高層ビルで火災が発生した場合,一斉避難すると階段では各階からの避難が合流するため階段の通行容量で流れが制限され滞留が生じます。この混雑が過度にならないように段階的に避難指示を特定の階に出していくことで制御可能です。これを順次避難と呼び,そのシナリオをあらかじめ計画することが肝要です。また,煙伝播リスクが高い階から優先的に避難させるなどの総合的な計画の立案も求められます。

掲載した動画は,ある高層事務所ビルで順次避難を採用した全館避難訓練における各階の階段踊り場の様子を撮影したものです。冒頭の様子は,避難指示を与える階のグルーピングやそのタイミングが適切ではなく,階段で混雑が生じています。途中から映像が切り替わりますが,別の年の避難訓練ではこれを改善して混雑を回避するばかりでなく,1階出口からの避難流動が途切れないように配慮し,避難時間を不必要に延長させていません。実際の避難は,在館者人数も想定と異なったり,また人々の行動も想定通りというわけではなく,ばらつきが生じます。これらの不確実性も考慮した適切な避難シナリオの計画手法の確立を目指しています。

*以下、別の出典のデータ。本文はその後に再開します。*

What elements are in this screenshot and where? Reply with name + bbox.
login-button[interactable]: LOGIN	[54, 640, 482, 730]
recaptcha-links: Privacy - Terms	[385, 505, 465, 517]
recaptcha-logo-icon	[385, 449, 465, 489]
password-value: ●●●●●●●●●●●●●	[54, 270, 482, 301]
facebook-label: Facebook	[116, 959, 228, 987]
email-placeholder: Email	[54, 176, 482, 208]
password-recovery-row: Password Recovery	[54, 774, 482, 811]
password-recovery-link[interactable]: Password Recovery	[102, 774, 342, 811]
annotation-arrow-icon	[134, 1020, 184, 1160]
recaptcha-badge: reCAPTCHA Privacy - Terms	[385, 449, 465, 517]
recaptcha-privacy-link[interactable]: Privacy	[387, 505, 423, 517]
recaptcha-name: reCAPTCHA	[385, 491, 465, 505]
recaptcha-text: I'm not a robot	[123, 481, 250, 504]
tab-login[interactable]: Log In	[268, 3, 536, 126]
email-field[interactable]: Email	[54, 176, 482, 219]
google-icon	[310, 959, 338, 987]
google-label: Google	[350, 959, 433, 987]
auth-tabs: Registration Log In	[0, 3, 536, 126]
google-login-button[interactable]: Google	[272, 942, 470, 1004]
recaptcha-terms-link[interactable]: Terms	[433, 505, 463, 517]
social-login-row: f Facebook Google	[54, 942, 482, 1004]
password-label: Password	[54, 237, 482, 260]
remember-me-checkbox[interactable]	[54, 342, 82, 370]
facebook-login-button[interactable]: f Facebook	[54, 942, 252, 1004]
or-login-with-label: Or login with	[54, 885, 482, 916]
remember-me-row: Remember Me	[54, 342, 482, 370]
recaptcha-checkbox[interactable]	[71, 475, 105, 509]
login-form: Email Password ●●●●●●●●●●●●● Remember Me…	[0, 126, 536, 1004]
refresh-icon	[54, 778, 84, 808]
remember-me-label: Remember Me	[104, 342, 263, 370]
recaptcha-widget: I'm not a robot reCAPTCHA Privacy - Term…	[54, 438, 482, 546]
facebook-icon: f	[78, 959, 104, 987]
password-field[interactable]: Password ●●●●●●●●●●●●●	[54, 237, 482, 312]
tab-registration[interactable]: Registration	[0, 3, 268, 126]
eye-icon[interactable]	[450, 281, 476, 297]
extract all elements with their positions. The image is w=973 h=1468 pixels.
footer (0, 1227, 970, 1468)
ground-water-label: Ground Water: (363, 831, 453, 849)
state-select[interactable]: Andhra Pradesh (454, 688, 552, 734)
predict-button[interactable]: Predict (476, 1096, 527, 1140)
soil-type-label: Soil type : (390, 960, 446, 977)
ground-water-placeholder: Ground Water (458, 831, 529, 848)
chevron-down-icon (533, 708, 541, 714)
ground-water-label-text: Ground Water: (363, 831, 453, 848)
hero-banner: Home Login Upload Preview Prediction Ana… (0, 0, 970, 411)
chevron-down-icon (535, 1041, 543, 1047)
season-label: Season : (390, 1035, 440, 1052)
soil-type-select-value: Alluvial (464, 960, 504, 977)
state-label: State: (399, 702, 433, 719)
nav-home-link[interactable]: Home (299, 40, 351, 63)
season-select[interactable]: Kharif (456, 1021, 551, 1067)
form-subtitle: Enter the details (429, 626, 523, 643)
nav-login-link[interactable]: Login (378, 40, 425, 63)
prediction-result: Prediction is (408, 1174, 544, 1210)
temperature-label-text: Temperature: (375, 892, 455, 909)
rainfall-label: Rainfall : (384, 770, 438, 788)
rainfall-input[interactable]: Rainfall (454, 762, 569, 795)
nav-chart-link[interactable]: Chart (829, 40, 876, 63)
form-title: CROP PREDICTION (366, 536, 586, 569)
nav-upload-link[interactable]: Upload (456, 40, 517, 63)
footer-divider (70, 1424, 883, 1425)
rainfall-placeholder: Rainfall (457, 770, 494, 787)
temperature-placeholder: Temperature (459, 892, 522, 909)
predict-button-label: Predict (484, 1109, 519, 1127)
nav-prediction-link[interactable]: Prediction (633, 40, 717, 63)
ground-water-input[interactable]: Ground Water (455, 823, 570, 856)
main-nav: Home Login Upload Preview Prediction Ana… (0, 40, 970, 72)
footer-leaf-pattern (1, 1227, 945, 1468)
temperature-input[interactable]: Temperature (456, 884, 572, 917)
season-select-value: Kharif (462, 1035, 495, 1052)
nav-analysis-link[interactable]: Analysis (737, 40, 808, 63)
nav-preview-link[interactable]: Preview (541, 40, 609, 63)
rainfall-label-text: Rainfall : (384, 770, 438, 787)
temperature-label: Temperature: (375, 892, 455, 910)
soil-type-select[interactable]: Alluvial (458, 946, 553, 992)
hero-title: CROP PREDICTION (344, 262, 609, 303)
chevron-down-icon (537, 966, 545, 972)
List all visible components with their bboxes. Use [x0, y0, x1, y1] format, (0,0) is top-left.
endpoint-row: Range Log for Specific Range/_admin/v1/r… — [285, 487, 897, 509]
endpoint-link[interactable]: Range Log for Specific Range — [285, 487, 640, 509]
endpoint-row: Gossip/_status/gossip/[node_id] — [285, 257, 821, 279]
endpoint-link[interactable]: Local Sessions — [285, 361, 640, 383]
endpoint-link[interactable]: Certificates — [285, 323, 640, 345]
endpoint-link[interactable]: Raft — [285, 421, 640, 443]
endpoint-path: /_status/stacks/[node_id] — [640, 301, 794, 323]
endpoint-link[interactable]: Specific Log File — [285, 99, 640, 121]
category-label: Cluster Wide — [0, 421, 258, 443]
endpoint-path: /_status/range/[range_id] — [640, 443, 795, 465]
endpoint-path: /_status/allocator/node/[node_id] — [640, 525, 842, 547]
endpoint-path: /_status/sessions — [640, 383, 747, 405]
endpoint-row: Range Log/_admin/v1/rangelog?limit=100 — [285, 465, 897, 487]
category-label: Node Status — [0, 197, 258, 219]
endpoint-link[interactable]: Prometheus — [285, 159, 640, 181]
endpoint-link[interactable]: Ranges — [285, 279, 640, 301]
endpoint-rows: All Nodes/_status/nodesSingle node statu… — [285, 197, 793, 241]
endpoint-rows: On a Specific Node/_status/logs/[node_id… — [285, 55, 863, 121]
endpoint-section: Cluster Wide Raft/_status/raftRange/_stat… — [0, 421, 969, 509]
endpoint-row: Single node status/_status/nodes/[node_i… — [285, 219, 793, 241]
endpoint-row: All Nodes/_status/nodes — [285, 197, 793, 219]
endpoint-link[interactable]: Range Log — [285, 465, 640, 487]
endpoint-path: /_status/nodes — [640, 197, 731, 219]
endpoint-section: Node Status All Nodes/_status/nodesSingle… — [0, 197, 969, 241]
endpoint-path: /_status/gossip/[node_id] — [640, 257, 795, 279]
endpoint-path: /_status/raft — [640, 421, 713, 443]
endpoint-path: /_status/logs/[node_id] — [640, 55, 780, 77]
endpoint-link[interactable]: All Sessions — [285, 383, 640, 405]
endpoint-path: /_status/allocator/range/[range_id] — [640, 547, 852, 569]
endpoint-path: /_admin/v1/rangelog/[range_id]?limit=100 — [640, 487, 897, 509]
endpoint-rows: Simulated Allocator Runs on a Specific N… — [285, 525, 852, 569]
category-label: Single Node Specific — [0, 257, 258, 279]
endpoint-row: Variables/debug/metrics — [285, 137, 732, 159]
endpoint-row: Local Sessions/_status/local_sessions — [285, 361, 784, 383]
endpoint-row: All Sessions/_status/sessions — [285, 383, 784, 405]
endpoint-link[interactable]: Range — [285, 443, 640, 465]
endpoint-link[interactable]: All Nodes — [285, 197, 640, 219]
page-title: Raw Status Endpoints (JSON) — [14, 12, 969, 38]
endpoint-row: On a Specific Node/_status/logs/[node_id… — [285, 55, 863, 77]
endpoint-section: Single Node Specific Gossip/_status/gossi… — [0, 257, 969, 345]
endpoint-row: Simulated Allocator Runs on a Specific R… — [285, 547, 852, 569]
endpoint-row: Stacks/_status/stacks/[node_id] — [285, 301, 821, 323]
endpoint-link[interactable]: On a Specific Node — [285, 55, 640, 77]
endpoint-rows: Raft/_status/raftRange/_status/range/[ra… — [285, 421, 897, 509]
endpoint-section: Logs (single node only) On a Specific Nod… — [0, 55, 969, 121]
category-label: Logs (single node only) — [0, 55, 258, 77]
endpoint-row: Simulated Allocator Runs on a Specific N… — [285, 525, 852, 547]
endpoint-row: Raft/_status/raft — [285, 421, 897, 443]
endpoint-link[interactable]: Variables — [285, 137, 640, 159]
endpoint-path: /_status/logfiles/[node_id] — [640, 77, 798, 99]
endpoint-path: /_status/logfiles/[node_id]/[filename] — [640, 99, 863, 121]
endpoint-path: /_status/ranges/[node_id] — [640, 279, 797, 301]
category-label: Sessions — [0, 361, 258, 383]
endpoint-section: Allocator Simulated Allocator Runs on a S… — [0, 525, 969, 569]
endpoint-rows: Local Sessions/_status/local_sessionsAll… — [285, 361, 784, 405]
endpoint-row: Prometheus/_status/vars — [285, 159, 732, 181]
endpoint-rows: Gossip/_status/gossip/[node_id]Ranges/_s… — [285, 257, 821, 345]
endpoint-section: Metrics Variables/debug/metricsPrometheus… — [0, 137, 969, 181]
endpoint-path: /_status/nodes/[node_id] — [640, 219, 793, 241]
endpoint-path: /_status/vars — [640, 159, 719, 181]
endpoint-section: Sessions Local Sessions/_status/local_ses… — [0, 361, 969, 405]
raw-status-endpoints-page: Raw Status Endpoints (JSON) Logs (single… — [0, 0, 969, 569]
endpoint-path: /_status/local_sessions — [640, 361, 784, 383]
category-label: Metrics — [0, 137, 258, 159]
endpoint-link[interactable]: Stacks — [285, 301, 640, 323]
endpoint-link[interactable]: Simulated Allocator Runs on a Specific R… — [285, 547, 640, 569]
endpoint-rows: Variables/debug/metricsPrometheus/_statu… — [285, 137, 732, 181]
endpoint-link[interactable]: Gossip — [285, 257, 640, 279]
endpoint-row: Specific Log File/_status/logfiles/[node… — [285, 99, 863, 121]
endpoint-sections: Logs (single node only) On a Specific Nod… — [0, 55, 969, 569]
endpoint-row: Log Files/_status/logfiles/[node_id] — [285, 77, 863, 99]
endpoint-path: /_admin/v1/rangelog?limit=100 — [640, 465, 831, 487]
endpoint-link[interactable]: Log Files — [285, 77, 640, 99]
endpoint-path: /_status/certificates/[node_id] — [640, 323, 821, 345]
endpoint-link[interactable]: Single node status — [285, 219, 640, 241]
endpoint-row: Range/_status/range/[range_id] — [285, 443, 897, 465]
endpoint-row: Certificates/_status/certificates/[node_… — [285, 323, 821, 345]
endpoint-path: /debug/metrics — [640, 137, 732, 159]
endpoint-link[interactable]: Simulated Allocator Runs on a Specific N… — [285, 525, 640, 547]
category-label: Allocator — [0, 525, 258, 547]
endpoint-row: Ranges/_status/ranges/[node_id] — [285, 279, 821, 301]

VR避難シミュレーター:避難行動分析や誘導方法の有効性評価

火災時の避難行動を分析するため,火災で罹災した人々にインタビューやアンケートを通じて質問することもあります。火災調査報告書に見られる様々な建物内の様子や人々の行動の記録は,火災時の避難行動を学ぶ上で大変貴重な資料です。一方で,近年ではコンピューターや映像技術・機器の発展に伴い,VR(仮想現実)の体験を通じて意思決定や行動を分析する方法も採用されています。実空間では再現が困難な大規模な空間での避難をVRで体験してもらい,行動を分析したり,サインの有効性などを評価できます。
掲載した動画は,地下街通路の出口選択傾向を分析するために開発したVR避難シミュレーターのプレーヤーの視界です。また,終わりの方に示したように,デジタルサイネージによる避難誘導効果も分析しました。このように新たな避難誘導手法を提案し,その有効性を評価する一つの手法としてVRを活用できると考えています。

For Students

既往研究のトレースに新たな思考を

水野研究室には,宇宙施設での避難行動を研究している学生がいる。宇宙開発に興味を持ち,防災分野との共通項を考え,微小重力や低重力の環境での避難行動が研究テーマになったようである。米国NASAはアポロ計画により月への有人宇宙飛行を成功させ,1969年7月20日にアポロ11号で月面着陸を果たした。科学技術に偉大な功績を残したと言える。NASAでは1/6重力シミュレーターを開発し,歩行特性の分析やトレーニングが行われた。現在,我が研究室では規模を縮小し簡易化したシミュレーターを使って,低重力下での避難行動に関する研究を行っている。どの分野も共通だと思うが,先行研究を学び,独自の思考により研究を発展させてほしい。
参考文献: A LUNAR GRAVITY SIMULATOR VOLUME II, NASA CONTRACTOR REPORT, National Aeronautics and Space Administration, 1968.